5. Database-Level Policy Enforcement

   • The Cedarling can be embedded within databases to filter data at query time, ensuring only authorized records are returned.
   • Example: A multi-tenant SaaS application may enforce row-level security, so a user can only access their own organization's data.

Why Zero Trust Needs Cedarlings

Traditional access control models assume network perimeters are secure, leading to excessive trust in internal components. The Cedarling aligns with Zero Trust by:

• Eliminating implicit trust—each authorization decision is enforced based on real-time policies.
• Improving re-usability of policies across applications to enable multi-layer security
• Ensuring consistent policies—from client devices to backend services and databases, enforcing the same security rules everywhere.
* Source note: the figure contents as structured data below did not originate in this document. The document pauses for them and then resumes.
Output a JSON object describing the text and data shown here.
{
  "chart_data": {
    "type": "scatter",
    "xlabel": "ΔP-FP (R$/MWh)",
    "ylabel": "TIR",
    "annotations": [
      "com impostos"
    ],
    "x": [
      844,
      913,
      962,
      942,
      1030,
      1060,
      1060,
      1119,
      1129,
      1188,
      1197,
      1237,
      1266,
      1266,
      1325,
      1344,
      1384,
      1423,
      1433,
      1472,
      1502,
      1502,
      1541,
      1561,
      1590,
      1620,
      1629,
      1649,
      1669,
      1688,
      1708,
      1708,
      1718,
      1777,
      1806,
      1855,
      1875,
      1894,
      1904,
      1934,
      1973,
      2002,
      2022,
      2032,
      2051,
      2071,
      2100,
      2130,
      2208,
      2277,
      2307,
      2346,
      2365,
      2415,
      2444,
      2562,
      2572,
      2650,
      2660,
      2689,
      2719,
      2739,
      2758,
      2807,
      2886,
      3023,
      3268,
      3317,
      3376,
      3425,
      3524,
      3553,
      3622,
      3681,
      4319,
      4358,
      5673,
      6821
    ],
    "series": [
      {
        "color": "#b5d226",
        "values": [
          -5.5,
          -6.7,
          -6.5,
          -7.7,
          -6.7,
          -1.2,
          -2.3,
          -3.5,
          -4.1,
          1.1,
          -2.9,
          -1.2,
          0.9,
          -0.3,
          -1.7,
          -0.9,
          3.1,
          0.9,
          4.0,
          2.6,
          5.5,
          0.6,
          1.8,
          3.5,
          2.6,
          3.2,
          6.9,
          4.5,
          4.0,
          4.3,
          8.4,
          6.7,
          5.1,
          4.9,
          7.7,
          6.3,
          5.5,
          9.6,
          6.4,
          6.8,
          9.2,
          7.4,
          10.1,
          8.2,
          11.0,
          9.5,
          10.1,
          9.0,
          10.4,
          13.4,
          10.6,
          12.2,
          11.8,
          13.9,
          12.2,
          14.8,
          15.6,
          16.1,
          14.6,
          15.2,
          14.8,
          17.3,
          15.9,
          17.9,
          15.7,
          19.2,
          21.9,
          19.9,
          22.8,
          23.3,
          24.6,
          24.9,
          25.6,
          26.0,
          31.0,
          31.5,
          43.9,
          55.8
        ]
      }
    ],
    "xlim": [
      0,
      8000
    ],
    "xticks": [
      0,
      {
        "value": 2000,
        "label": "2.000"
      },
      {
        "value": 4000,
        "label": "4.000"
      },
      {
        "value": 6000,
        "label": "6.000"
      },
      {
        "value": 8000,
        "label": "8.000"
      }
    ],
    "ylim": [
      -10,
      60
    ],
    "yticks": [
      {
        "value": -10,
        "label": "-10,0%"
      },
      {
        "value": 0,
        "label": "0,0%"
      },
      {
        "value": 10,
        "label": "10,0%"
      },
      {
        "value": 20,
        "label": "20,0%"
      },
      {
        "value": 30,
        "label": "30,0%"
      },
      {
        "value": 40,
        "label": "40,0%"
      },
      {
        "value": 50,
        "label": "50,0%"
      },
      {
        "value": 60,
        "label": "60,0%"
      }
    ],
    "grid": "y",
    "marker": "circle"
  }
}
Cedarling and Threat Detection

Beyond enforcing policies, the Cedarling plays a role in intrusion detection by logging every decision. These logs can be analyzed in a SIEM (Security Information and Event Management) system to detect: - Unusual access patterns (e.g., a user requesting sensitive data from an unrecognized location). - Token misuse (e.g., an expired JWT being replayed). - Privilege escalation attempts (e.g., a non-admin trying to access admin-only APIs).

Zero Trust Conclusion

By embedding the Cedarling across multiple layers of the application stack, organizations can enforce Zero Trust security, reduce unauthorized access, and gain visibility into access patterns. Whether it's protecting frontend applications, securing API gateways, or enforcing access policies at the database level, the Cedarling ensures every request is explicitly authorized everywhere.

Why is it "The Cedarling"

In every system where it runs, the Cedarling becomes the guardian of policy, the gatekeeper of decisions. It’s lightweight, fast, and embedded close to the action— evaluating access at the speed of the web. Like the kernel, the compiler, or the firewall, it earns the definite article because it does something definite. It stands in your stack, quiet but crucial, deciding who gets through. The Cedarling isn’t a library. It’s a presence.